Clearview AI has said it intends to appeal the decision in court. “Clearview AI only collects public information from the Internet that is expressly permitted,” Doug Mitchell, a lawyer for Clearview AI, said in a statement. “Clearview AI is a search engine that collects public data just like larger companies, including Google, are allowed to operate in Canada.”

The commissioners, noting that they do not have the power to fine companies or place orders, sent a “letter of intent” to Clearview AI stating that it would stop offering its face recognition services in Canada, and to stop scraping the Canadian’s faces. and to delete images that have already been collected.

This is a difficult order: it is not possible to tell someone’s nationality or where they live only from their face.

Hoan Ton-That, chief executive of Clearview AI, said on Wednesday that the company went on strike in Canada last July but had no plans to proactively remove Canadians from its database.

The company has previously made the effort to erase faces after violating local privacy laws. Last year, Clearview in Illinois was sued for violating the Biometric Information Privacy Act, which states that businesses must get people’s permission before using their face photos. Clearview sought to remove the faces of Illinois by looking at metadata and geographic information, for example. It also allows state residents to request removal by uploading photos of themselves via an ‘opt-out form’.

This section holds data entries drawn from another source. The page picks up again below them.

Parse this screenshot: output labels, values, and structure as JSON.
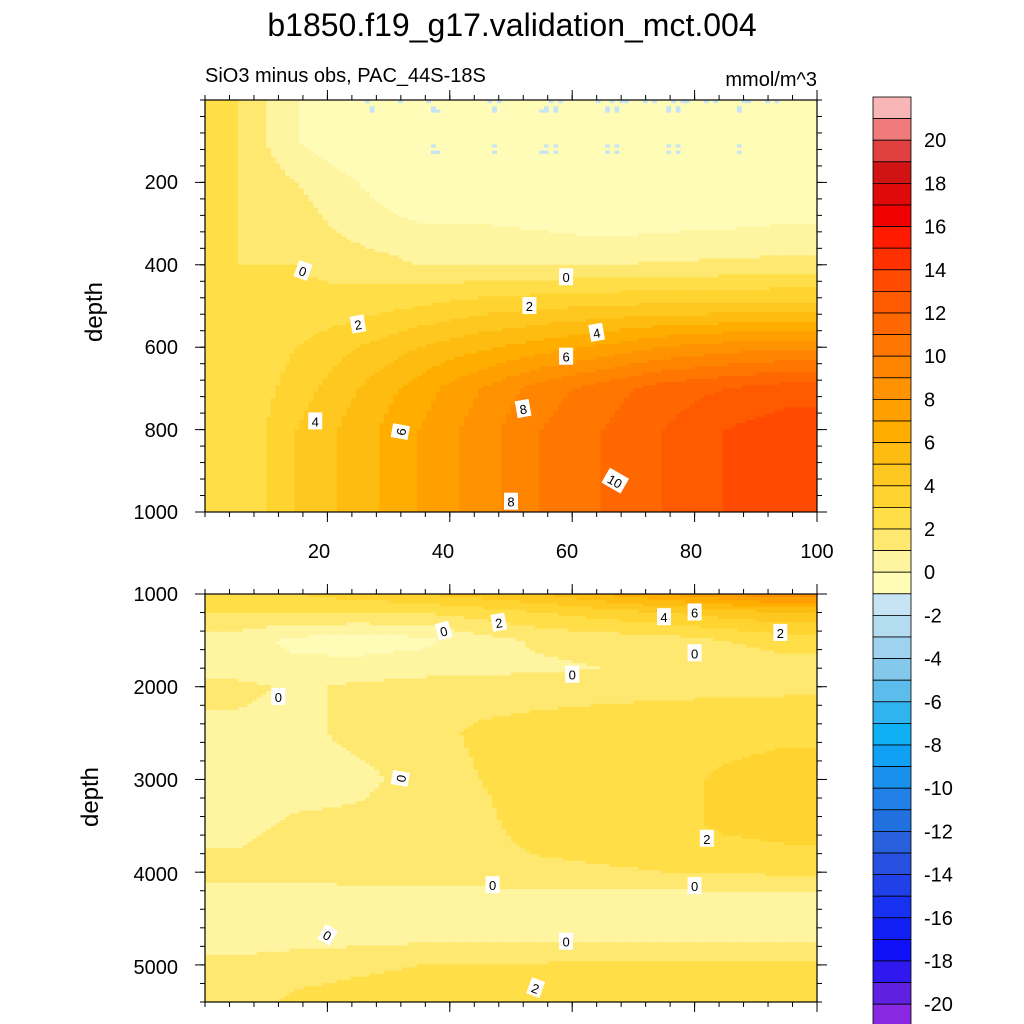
{
  "title": "b1850.f19_g17.validation_mct.004",
  "chart_data": [
    {
      "type": "heatmap",
      "panel": "top",
      "subtitle_left": "SiO3 minus obs, PAC_44S-18S",
      "subtitle_right": "mmol/m^3",
      "ylabel": "depth",
      "xlim": [
        0,
        100
      ],
      "ylim": [
        0,
        1000
      ],
      "y_reversed": true,
      "x_ticks": [
        "20",
        "40",
        "60",
        "80",
        "100"
      ],
      "y_ticks": [
        "200",
        "400",
        "600",
        "800",
        "1000"
      ],
      "columns_x": [
        5,
        15,
        25,
        35,
        45,
        55,
        65,
        75,
        85,
        95
      ],
      "rows_depth": [
        0,
        100,
        200,
        300,
        400,
        500,
        600,
        700,
        800,
        900,
        1000
      ],
      "values": [
        [
          1,
          -1,
          -2,
          -2,
          -2,
          -2,
          -2,
          -2,
          -2,
          -2
        ],
        [
          1,
          -1,
          -2,
          -2,
          -2,
          -2,
          -2,
          -2,
          -2,
          -2
        ],
        [
          1,
          0,
          -1,
          -2,
          -2,
          -2,
          -2,
          -2,
          -2,
          -2
        ],
        [
          1,
          0.5,
          -0.5,
          -1,
          -1,
          -1.2,
          -1.5,
          -1.3,
          -1.2,
          -1
        ],
        [
          1,
          1,
          0.5,
          0,
          0,
          0,
          0,
          0.1,
          0.2,
          0.3
        ],
        [
          1,
          1.2,
          1.5,
          2,
          2.5,
          2.8,
          3,
          3.2,
          3.2,
          3.3
        ],
        [
          1,
          2,
          3,
          4,
          4.8,
          5.5,
          6.2,
          7,
          7.5,
          7.8
        ],
        [
          1,
          2.5,
          4,
          5.5,
          7,
          8.5,
          9.5,
          10.5,
          11,
          11.5
        ],
        [
          1,
          3,
          4.5,
          6,
          7.5,
          9,
          10,
          11,
          12,
          12.5
        ],
        [
          1,
          3,
          4.5,
          6,
          7.5,
          9,
          10,
          11,
          12,
          12.5
        ],
        [
          1,
          3,
          4.5,
          6,
          7.5,
          9,
          10,
          11,
          12,
          12.5
        ]
      ],
      "contour_labels": [
        {
          "text": "0",
          "x": 16,
          "depth": 415,
          "angle": 20
        },
        {
          "text": "0",
          "x": 59,
          "depth": 430,
          "angle": 0
        },
        {
          "text": "2",
          "x": 25,
          "depth": 545,
          "angle": -10
        },
        {
          "text": "2",
          "x": 53,
          "depth": 500,
          "angle": 0
        },
        {
          "text": "4",
          "x": 64,
          "depth": 565,
          "angle": -10
        },
        {
          "text": "6",
          "x": 59,
          "depth": 623,
          "angle": 0
        },
        {
          "text": "8",
          "x": 52,
          "depth": 750,
          "angle": -10
        },
        {
          "text": "4",
          "x": 18,
          "depth": 780,
          "angle": 0
        },
        {
          "text": "6",
          "x": 32,
          "depth": 805,
          "angle": -80
        },
        {
          "text": "10",
          "x": 67,
          "depth": 925,
          "angle": 30
        },
        {
          "text": "8",
          "x": 50,
          "depth": 975,
          "angle": 0
        }
      ]
    },
    {
      "type": "heatmap",
      "panel": "bottom",
      "ylabel": "depth",
      "xlim": [
        0,
        100
      ],
      "ylim": [
        1000,
        5400
      ],
      "y_reversed": true,
      "y_ticks": [
        "1000",
        "2000",
        "3000",
        "4000",
        "5000"
      ],
      "columns_x": [
        5,
        15,
        25,
        35,
        45,
        55,
        65,
        75,
        85,
        95
      ],
      "rows_depth": [
        1000,
        1200,
        1500,
        1800,
        2000,
        2500,
        3000,
        3500,
        4000,
        4300,
        4700,
        5000,
        5400
      ],
      "values": [
        [
          1.5,
          2,
          2.5,
          3,
          3.5,
          4,
          5,
          6,
          7,
          8
        ],
        [
          1,
          1,
          1,
          1,
          1.5,
          2,
          2.5,
          3,
          3.5,
          4
        ],
        [
          -0.5,
          -1.3,
          -1.5,
          -1.3,
          -0.4,
          0.2,
          0.4,
          0.5,
          1,
          1.5
        ],
        [
          -0.5,
          -0.7,
          -0.6,
          -0.4,
          -0.3,
          -0.2,
          0,
          0,
          0.2,
          0.5
        ],
        [
          0.3,
          -0.2,
          0.2,
          0.4,
          0.5,
          0.6,
          0.7,
          0.8,
          0.8,
          0.8
        ],
        [
          -0.3,
          -0.3,
          0.3,
          0.6,
          1.2,
          1.4,
          1.5,
          1.5,
          1.6,
          1.8
        ],
        [
          -0.4,
          -0.5,
          -0.3,
          0.4,
          1,
          1.4,
          1.5,
          1.6,
          2.2,
          2.5
        ],
        [
          -0.3,
          0.2,
          0.3,
          0.5,
          0.8,
          1.4,
          1.5,
          1.6,
          2.2,
          2.5
        ],
        [
          0.3,
          0.4,
          0.5,
          0.6,
          0.7,
          0.8,
          0.9,
          1,
          1.1,
          1.2
        ],
        [
          -0.5,
          -0.6,
          -0.6,
          -0.6,
          -0.6,
          -0.6,
          -0.6,
          -0.6,
          -0.5,
          -0.5
        ],
        [
          -0.6,
          -0.5,
          -0.4,
          -0.3,
          -0.3,
          -0.3,
          -0.3,
          -0.3,
          -0.3,
          -0.3
        ],
        [
          0.3,
          0.6,
          0.8,
          1,
          1,
          1.1,
          1.2,
          1.2,
          1.2,
          1.2
        ],
        [
          0.5,
          1.2,
          1.4,
          1.5,
          1.5,
          1.5,
          1.6,
          1.6,
          1.6,
          1.6
        ]
      ],
      "contour_labels": [
        {
          "text": "0",
          "x": 39,
          "depth": 1400,
          "angle": -15
        },
        {
          "text": "2",
          "x": 48,
          "depth": 1310,
          "angle": -10
        },
        {
          "text": "4",
          "x": 75,
          "depth": 1250,
          "angle": 0
        },
        {
          "text": "6",
          "x": 80,
          "depth": 1200,
          "angle": 0
        },
        {
          "text": "2",
          "x": 94,
          "depth": 1420,
          "angle": 0
        },
        {
          "text": "0",
          "x": 80,
          "depth": 1640,
          "angle": 0
        },
        {
          "text": "0",
          "x": 60,
          "depth": 1870,
          "angle": 0
        },
        {
          "text": "0",
          "x": 12,
          "depth": 2110,
          "angle": 0
        },
        {
          "text": "0",
          "x": 32,
          "depth": 2990,
          "angle": -80
        },
        {
          "text": "2",
          "x": 82,
          "depth": 3640,
          "angle": 0
        },
        {
          "text": "0",
          "x": 47,
          "depth": 4140,
          "angle": 0
        },
        {
          "text": "0",
          "x": 80,
          "depth": 4150,
          "angle": 0
        },
        {
          "text": "0",
          "x": 20,
          "depth": 4680,
          "angle": 30
        },
        {
          "text": "0",
          "x": 59,
          "depth": 4750,
          "angle": 0
        },
        {
          "text": "2",
          "x": 54,
          "depth": 5250,
          "angle": 20
        }
      ]
    }
  ],
  "colorbar": {
    "labels": [
      "20",
      "18",
      "16",
      "14",
      "12",
      "10",
      "8",
      "6",
      "4",
      "2",
      "0",
      "-2",
      "-4",
      "-6",
      "-8",
      "-10",
      "-12",
      "-14",
      "-16",
      "-18",
      "-20"
    ],
    "levels": [
      21,
      20,
      19,
      18,
      17,
      16,
      15,
      14,
      13,
      12,
      11,
      10,
      9,
      8,
      7,
      6,
      5,
      4,
      3,
      2,
      1,
      0,
      -1,
      -2,
      -3,
      -4,
      -5,
      -6,
      -7,
      -8,
      -9,
      -10,
      -11,
      -12,
      -13,
      -14,
      -15,
      -16,
      -17,
      -18,
      -19,
      -20,
      -21
    ],
    "colors": [
      "#f9b6b6",
      "#f07b7b",
      "#e04040",
      "#d01414",
      "#e00a0a",
      "#f00000",
      "#ff1a00",
      "#ff3000",
      "#ff4a00",
      "#ff5a00",
      "#ff6800",
      "#ff7600",
      "#ff8400",
      "#ff9200",
      "#ffa000",
      "#ffae00",
      "#ffbc10",
      "#ffc820",
      "#ffd430",
      "#ffde48",
      "#ffe870",
      "#fff4a0",
      "#fffcb8",
      "#c6e4f4",
      "#b4dcf0",
      "#9fd2ee",
      "#84c8ec",
      "#5cbcec",
      "#30b4f0",
      "#10b0f4",
      "#10a0f4",
      "#1890ec",
      "#2080e8",
      "#2070e0",
      "#2860dc",
      "#2850e0",
      "#2040e8",
      "#1830f0",
      "#1020f4",
      "#1010f8",
      "#3018f0",
      "#6020e0",
      "#8828e0"
    ]
  }
}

Mr. Ton-That said Clearview enables Canadians to reject from the database in the same way.

Mr. Therrien was not happy with the solution. “You realize the irony of the remedy, and require individuals to provide further personal information about themselves,” he said.

Mr. Ton-That said he was eager to fight the finding in court. “It’s a simple matter of public information and who has access to it and why,” he said. “We do not want a world where only Google and a few other technology companies have access to public information.”